Further moves along these lines are now likely in 2021, with Bunker Holding CEO Keld Demant telling Ship & Bunker last month that his firm would be on the lookout for acquisition targets.
"If we can find an organisation, if we can find people who have the right fit - meaning culture wise, geographically and so on - we will be pleased to further be leading this consolidation," he said.
Consolidation has also been happening at the level of market share between bunker ports, with demand tending to pile up at the largest hubs at the expense of smaller ports.
Overall global bunker market volumes are likely to be 5-10% down on the year, according to Ship & Bunker's quarterly market surveys delivered for 2020 so far, but ports like Rotterdam and Singapore will almost certainly post annual gains.
Brave New Zero-Carbon World
The other central theme of 2020 -- and likely to become even more important this year -- is the shift towards decarbonisation.
At present, the shipping and bunker industries are in something of a phoney war period on this topic. Much talk is emerging of strict emissions targets for future decades, long after the current generation of senior management teams have retired, but little concrete action has yet been possible.
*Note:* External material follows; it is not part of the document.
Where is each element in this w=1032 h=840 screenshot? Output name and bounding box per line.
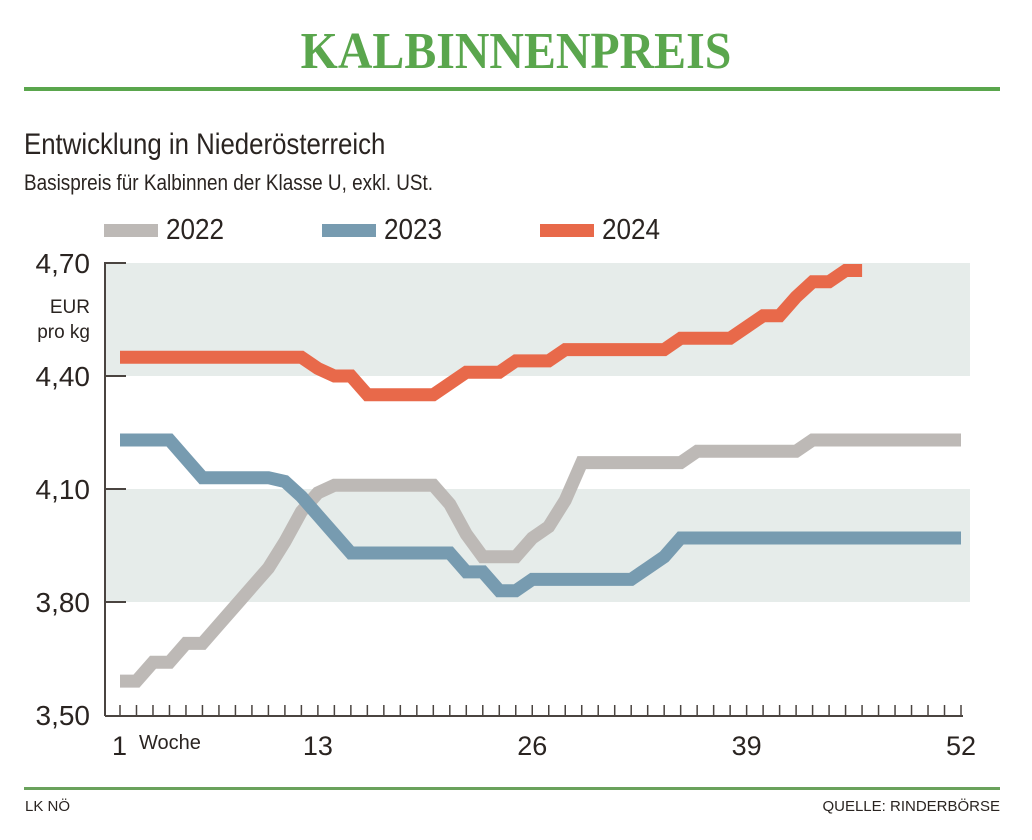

Fuel-efficiency improvements made in recent years have allowed several shipping companies to announce that they have met the IMO's 2030 decarbonisation target a decade early. Opinion is divided on whether to interpret this as testament to these firms' environmental efforts or an indictment of the lack of ambition in the target.
The IMO's fourth GHG study, published in August, showed emissions were lower than 2008's levels by 2018 but had risen since 2012.
The UN body continued to struggle to bring in concrete short-term measures to set shipping's decarbonisation agenda, eventually agreeing a compromise position on fuel-efficiency measures in October that environmentalists have condemned. The European Union, for its part, is set to continue pushing to include shipping within its emissions trading system at the regional level.
But huge amounts of work is going on behind the scenes at shipping companies on decarbonisation, with shipowners keen to take on zero-carbon-fuelled vessels once they become available. And in the meantime, interest is accelerating rapidly in LNG and biofuel bunkering.
As the bunker industry's finances improve in 2021, some bunker suppliers and traders may also make moves into the alternative fuels space.
The test for both the shipping and bunker industries will be whether their decarbonisation plans can be made to tally with the timeline towards halving GHG emissions by 2050.